As much as the rivalry came to define an era, it wasn’t nearly as pervasive on the court as those who lived through it might remember. The two were often mentioned in the same breath, they sold shoes together, they wrote a book together and even became the subject of a Broadway play. They more or less stalked each other. “When the new schedule would come out each year, I’d grab it and circle the Boston games,” Magic told SI later. “To me it was The Two and the other 80. During the season I’d check out Larry’s line first thing. If he had a triple double, I knew what I’d want that night. But what would get me would be his big ones—say, when he had 20 rebounds. I'd say, ‘I’d better get me 20 assists tonight.’”

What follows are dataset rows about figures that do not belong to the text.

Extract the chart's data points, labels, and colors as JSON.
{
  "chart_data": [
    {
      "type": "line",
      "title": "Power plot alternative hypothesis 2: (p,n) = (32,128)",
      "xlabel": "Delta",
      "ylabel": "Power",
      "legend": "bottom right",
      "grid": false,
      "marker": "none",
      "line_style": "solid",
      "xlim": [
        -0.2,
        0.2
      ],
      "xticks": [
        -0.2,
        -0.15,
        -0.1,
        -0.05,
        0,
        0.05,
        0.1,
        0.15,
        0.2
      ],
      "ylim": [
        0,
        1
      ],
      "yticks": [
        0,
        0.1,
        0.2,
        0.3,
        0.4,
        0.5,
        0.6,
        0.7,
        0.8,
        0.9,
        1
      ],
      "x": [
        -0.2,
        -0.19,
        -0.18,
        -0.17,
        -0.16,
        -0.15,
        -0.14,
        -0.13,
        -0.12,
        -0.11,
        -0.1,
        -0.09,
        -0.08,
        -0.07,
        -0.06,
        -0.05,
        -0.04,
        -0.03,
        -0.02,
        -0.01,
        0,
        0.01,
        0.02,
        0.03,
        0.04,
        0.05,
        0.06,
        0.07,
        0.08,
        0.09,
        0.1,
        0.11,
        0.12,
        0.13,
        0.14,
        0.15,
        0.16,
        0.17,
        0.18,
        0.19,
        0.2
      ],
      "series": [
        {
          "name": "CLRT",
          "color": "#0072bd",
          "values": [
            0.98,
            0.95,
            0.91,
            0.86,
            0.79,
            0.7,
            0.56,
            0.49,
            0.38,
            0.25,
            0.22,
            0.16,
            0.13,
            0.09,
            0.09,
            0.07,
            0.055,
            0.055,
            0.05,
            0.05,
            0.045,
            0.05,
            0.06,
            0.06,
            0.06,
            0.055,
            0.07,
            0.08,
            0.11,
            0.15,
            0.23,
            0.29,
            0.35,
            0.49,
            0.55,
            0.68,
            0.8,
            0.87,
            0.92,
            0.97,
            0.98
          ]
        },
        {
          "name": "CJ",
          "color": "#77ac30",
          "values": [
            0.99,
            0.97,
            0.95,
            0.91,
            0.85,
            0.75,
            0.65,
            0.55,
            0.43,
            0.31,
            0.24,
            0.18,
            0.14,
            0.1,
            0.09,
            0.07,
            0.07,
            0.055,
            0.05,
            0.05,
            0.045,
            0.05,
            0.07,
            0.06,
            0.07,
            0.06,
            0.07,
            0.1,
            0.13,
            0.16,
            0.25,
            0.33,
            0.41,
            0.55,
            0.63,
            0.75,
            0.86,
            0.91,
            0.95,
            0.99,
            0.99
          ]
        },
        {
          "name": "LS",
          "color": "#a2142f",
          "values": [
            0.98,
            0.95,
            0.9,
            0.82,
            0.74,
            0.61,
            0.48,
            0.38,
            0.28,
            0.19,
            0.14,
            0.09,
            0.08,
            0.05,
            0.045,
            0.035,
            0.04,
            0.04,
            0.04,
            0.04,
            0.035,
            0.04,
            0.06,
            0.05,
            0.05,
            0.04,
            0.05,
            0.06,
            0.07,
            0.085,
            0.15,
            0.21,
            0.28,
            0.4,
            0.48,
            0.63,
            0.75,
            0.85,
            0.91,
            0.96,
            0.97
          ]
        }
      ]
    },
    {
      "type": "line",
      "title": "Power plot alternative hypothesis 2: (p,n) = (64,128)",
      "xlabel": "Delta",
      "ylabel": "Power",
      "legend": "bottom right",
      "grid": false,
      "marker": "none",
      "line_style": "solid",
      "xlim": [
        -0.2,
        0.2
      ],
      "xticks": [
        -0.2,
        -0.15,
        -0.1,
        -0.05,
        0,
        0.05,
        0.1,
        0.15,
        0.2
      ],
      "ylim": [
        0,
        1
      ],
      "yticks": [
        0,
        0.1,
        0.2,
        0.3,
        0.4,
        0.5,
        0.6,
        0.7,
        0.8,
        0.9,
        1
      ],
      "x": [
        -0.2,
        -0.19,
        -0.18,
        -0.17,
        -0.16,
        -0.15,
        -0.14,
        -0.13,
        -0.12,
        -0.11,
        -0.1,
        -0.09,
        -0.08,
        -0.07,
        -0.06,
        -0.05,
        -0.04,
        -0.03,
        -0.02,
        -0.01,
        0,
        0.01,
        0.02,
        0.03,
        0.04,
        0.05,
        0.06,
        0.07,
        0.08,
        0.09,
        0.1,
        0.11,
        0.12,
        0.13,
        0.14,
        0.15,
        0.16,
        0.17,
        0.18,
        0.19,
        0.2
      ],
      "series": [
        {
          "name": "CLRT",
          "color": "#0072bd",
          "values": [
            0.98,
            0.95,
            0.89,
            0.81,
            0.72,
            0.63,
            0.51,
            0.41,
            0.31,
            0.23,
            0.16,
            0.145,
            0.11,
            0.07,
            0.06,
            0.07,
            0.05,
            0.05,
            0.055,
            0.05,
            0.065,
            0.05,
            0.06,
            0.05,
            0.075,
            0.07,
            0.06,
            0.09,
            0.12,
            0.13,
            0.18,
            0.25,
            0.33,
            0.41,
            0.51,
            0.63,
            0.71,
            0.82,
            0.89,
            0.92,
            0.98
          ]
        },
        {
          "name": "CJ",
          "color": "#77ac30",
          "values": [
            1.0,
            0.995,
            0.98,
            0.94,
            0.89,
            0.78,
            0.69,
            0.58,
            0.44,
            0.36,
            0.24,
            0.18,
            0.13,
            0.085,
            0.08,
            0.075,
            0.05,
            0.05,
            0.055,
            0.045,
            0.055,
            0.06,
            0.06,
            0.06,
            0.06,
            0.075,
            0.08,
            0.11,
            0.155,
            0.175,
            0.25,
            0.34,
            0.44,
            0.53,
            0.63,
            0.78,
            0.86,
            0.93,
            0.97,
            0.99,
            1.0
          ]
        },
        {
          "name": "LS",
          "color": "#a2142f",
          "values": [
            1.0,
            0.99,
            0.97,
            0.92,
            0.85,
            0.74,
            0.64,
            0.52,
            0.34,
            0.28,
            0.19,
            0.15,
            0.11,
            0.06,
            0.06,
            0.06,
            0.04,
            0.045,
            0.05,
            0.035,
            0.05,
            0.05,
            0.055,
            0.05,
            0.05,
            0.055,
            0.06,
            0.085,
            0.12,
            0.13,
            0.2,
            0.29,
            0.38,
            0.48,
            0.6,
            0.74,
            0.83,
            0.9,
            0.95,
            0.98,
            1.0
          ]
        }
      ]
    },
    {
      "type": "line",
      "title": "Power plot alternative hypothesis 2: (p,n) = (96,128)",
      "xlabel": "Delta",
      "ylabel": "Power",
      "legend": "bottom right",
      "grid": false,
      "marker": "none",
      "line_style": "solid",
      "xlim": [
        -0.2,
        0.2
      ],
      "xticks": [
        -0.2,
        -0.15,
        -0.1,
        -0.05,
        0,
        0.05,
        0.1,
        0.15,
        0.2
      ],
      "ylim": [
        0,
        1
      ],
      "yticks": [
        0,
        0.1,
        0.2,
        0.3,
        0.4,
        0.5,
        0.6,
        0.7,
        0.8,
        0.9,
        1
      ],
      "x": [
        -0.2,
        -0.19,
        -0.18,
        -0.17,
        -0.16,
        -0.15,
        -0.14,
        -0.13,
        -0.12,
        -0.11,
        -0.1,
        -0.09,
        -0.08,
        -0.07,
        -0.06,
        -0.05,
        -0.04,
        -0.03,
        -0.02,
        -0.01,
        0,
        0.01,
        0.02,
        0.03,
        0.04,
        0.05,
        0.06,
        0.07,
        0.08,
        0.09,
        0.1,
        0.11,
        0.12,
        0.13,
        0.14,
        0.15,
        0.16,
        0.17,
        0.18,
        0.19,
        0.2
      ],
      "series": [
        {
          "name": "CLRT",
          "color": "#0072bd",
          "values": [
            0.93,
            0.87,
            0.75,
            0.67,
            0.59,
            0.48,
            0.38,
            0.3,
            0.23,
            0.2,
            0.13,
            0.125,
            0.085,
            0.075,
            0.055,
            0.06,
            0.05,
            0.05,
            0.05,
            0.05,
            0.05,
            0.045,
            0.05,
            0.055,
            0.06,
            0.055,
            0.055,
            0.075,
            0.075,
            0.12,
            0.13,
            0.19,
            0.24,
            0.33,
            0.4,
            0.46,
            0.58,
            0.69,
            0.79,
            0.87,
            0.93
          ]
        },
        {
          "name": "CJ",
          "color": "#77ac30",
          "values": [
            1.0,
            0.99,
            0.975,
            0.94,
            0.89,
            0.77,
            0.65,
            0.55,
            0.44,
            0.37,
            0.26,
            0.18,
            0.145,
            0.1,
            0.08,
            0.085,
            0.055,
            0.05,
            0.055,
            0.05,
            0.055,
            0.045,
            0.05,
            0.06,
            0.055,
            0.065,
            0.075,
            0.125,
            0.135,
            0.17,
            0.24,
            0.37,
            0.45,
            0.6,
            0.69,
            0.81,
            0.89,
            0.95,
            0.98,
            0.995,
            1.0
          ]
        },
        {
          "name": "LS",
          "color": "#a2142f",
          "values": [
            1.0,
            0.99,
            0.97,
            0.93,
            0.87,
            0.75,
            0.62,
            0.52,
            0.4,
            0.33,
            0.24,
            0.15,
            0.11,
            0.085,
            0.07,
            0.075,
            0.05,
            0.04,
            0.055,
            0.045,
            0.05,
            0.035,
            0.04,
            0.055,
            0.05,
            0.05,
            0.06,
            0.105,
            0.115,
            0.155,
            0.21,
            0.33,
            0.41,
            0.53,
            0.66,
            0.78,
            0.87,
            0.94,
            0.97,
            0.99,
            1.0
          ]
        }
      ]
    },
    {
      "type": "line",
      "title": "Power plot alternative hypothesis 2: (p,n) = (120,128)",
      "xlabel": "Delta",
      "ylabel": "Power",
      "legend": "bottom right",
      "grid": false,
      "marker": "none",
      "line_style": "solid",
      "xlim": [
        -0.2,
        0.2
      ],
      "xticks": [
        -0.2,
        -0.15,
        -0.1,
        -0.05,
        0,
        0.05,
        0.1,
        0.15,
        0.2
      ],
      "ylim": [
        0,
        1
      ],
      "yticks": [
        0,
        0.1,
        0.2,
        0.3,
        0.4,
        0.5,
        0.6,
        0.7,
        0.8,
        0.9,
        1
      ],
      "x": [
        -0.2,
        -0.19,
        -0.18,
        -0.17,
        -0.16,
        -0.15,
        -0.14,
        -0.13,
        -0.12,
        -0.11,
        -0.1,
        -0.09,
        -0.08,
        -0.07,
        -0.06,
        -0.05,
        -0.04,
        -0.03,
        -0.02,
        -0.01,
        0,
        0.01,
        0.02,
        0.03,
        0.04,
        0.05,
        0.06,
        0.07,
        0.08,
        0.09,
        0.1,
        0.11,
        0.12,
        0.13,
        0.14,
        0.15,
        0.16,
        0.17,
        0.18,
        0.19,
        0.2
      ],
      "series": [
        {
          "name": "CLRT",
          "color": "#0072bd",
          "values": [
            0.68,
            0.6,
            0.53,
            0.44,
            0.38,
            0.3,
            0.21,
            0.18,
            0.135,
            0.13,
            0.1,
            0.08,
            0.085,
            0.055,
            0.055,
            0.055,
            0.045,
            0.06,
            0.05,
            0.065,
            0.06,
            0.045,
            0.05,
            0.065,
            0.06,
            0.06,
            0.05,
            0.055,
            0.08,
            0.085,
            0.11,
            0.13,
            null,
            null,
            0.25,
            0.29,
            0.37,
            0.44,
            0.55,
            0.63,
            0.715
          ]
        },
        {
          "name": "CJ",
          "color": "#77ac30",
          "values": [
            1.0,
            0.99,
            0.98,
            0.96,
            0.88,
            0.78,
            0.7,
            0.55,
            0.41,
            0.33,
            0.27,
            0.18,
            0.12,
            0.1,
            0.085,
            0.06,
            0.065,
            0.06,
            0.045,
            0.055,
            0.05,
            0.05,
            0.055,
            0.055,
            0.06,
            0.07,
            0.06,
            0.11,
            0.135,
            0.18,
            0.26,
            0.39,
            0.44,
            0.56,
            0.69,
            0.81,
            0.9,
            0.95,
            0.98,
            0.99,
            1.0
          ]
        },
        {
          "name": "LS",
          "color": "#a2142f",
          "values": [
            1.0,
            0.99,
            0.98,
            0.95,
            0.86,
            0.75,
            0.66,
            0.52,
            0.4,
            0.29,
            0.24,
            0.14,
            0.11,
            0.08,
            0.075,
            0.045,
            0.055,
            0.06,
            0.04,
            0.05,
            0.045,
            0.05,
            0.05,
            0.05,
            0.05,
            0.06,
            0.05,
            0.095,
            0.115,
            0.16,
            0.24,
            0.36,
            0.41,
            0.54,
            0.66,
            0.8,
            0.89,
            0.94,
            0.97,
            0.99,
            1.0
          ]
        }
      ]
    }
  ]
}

Bird did the same. “The first thing I would do every morning during the season was look at the box scores to see what Magic did. I didn’t care about anything else.”

But they only met 18 times in the regular season and 19 times in three NBA Finals. Thirty-seven games. That’s it. (Magic’s Lakers won 22.)

What was the impact of those 37 games? It’s easy to look at what followed that game in the Forum and attribute it to the pair. Attendance jumped 42% from 1979 to ’89, easily the biggest gain among the big four sports. From’79 to ’84, the NBA’s TV ratings rose, something none of the other major leagues could say. (In 1985 CBS, which had nearly dropped basketball in the midst of an $11 million a year deal, re-upped for $173 million over four years.) Of course, there were other reasons we are where we are today—with a Lakers-Clippers game being the most watched prime time show on Christmas—not the least of which was a guy who plied his trade in Chicago.

There’s plenty of credit to go around—especially when you remember how gloomy the league’s future looked four decades ago.